Her recent novel, Age of Water Lilies, I wasn't as happy with as I wished I had been. (In unrelated news: that was two years ago? Good God, but I'm old.) It was well written, and the characters were interesting, but I never really got hooked. This new one, though, Mnemonic, is good enough that I'm buying copies and giving them away - honestly, I sent my first one out the end of last week, and I've got a few other people in mind for presentation copies! With Christmas around the corner, you could do no better than to read an essay or two, compare your impressions against your buying obligations, and distribute it widely.

For all his codgerly grumpiness, Brian Fawcett sums up, far better than this fan has been able to, what's so appealing about this book: "a rare glimpse into a complicated and intelligent woman’s mind travelling at very high velocities, and in pursuit of startling verities." Wonderful, wonderful stuff - congratulations, Theresa!

Comments

jo(e) said…
Every time I come over to your blog, I end up ordering another book.
richard said…
I'm a little sorry about that, but mostly I'm glad to hear it! Nature writers from the US have a larger audience and market, so anything I can do for my locals makes me happy.

You won't be disappointed, I promise. I'll buy it back from you, cheerfully, if you are!
Fraze said…
As a "grumpy codger" myself I think I've got a genuine objection to the use of the terms. They're a little bit passive-aggressive, if I understand that psychological jargon correctly.

Here's my thinking: "codgerly grumpiness" purports, on the surface, to be cheerful ribbing, and the kind of ribbing that codgers can't even object to without charges of hypocrisy ("you can dish it out, eh?").

But despite that surface appearance, it's actually quite a powerful attack on the person's opinions: a "codger" is an elderly, old-fashioned, eccentric old man. And "grumpy" needs no definition. In the end, both of these words suggest that the person's opinions are a result of personality, not intellect.

Which as you know is not a fair argument, unless you are a bleeding-hearted mushy thinker with girly underpants on.
richard said…
Personality and intellect are separate?

Go read Fawcett's review, then come back to tell me whether he counts as codgerly, grumpy, and/or eccentric. I've never met him, though I've read an awful lot of his books and essays, but I'd have a hard time supporting a description of his critical stance that doesn't include these terms, or terms like them.

In the review, for example, he explains that he ran two litmus tests he applies to the book, with the descriptor "both of which you might find strange, but which are fairly characteristic of the way I see the world."
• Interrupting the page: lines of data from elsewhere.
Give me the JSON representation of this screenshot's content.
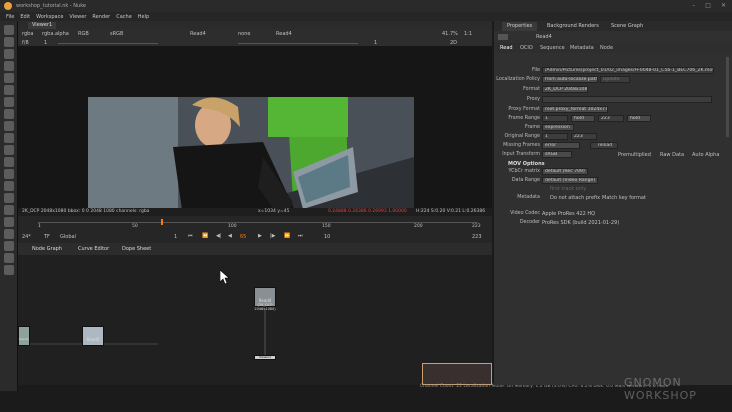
{
  "window": {
    "title": "workshop_tutorial.nk - Nuke"
  },
  "menu": [
    "File",
    "Edit",
    "Workspace",
    "Viewer",
    "Render",
    "Cache",
    "Help"
  ],
  "viewer": {
    "tab_label": "Viewer1",
    "layer": "rgba",
    "channel": "rgba.alpha",
    "colorspace_mode": "RGB",
    "colorspace": "sRGB",
    "input_a": "Read4",
    "input_b": "none",
    "input_c": "Read4",
    "zoom": "41.7%",
    "ratio": "1:1",
    "frame_display": "2D",
    "f_stop": "f/8",
    "gain_value": "1",
    "gamma_value": "0",
    "y_value": "1",
    "info": {
      "format": "2K_DCP 2048x1080  bbox: 0 0 2048 1080  channels: rgba",
      "coords": "x=1034 y=45",
      "pixel": "0.24888  0.26386  0.26993  1.00000",
      "hsv": "H:224 S:0.20 V:0.21  L:0.26386"
    }
  },
  "timeline": {
    "fps": "24*",
    "mode": "TF",
    "range": "Global",
    "ticks": [
      "1",
      "50",
      "100",
      "150",
      "200",
      "223"
    ],
    "start": "1",
    "end": "223",
    "current_frame": "65",
    "increment": "10"
  },
  "nodegraph": {
    "tabs": [
      "Node Graph",
      "Curve Editor",
      "Dope Sheet"
    ],
    "nodes": [
      {
        "label": "Read4",
        "sub": "(2K_DCP 2048x1080)"
      },
      {
        "label": "Read3",
        "sub": ""
      },
      {
        "label": "Read2",
        "sub": ""
      },
      {
        "label": "Viewer1",
        "sub": ""
      }
    ]
  },
  "status": "Channel Count: 22  Localization Mode: On  Memory: 1.2 GB (3.0%)  CPU: 6.2%  Disk: 0.0 MB/s  Network: 0.0 MB/s",
  "properties": {
    "tabs": [
      "Properties",
      "Background Renders",
      "Scene Graph"
    ],
    "node_name": "Read4",
    "sub_tabs": [
      "Read",
      "OCIO",
      "Sequence",
      "Metadata",
      "Node"
    ],
    "file": "/Admin/Pictures/project_01/02_images/FF0048-01_C5b-1_BEC706_2K.mov",
    "localization_policy": "from auto-localize path",
    "update_label": "Update",
    "format": "2K_DCP 2048x1080",
    "proxy": "",
    "proxy_format": "root.proxy_format 1024x778",
    "frame_range_start": "1",
    "frame_range_before": "hold",
    "frame_range_end": "223",
    "frame_range_after": "hold",
    "frame_mode": "expression",
    "original_range_start": "1",
    "original_range_end": "223",
    "missing_frames": "error",
    "reload_label": "reload",
    "input_transform": "sRGB",
    "premultiplied_label": "Premultiplied",
    "raw_data_label": "Raw Data",
    "auto_alpha_label": "Auto Alpha",
    "mov_options_heading": "MOV Options",
    "ycbcr_matrix": "default (Rec 709)",
    "data_range": "default (Video Range)",
    "first_track_only_label": "first track only",
    "metadata_label": "Metadata",
    "do_not_attach_prefix_label": "Do not attach prefix",
    "match_key_format_label": "Match key format",
    "video_codec": "Apple ProRes 422 HQ",
    "decoder": "ProRes SDK (build 2021-01-29)"
  },
  "labels": {
    "file": "File",
    "localization_policy": "Localization Policy",
    "format": "Format",
    "proxy": "Proxy",
    "proxy_format": "Proxy Format",
    "frame_range": "Frame Range",
    "frame": "Frame",
    "original_range": "Original Range",
    "missing_frames": "Missing Frames",
    "input_transform": "Input Transform",
    "ycbcr_matrix": "YCbCr matrix",
    "data_range": "Data Range",
    "video_codec": "Video Codec",
    "decoder": "Decoder"
  },
  "watermark": {
    "line1": "GNOMON",
    "line2": "WORKSHOP"
  },
  "colors": {
    "accent": "#e8a13a",
    "frame_marker": "#ff7a00",
    "selection": "#c8a070"
  }
}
And I don't have his book Unusual Circumstances, Interesting Times at home, but at one point he remarks (if I may paraphrase) that Jorge Luis Borges did the world of literature incalculable damage, and that he is glad the horrid bug-eyed little toad is dead. Barely a paraphrase: I remember it pretty clearly.

Right, off to put my girly underpants back on.
George said…
Just discovered your blog thanks to Kishkan, whom I've known and admired (in all ways) for decades. I had Googled this title of hers to remind myself of the subtitle. (My copy of the book is not with me as I write.) What a lovely blog. From the look of this page, even a lovely war.

Fawcett is an old friend and sometimes enemy who, as you note, has revelled in the curmudgeonly since he was but a young tad. Fraser's take on your comments seem profoundly ignorant of what a Brian Fawcett is, and are otherwise objectionable on grounds of a Political Correctness I'm sure Fraser will be horrified to be accused of. C'mon, Fraze, we're all getting old enough to be our own grandfathers. Do allow Fawcett to be seen as clearly as Richard does. Probably best review of Brian I've ever seen in (virtual) print. And using that to create an almost entirely virtual glowing review of Theresa's sublime book is an act of near genius.

Brian, pay attention. You've got fans out here.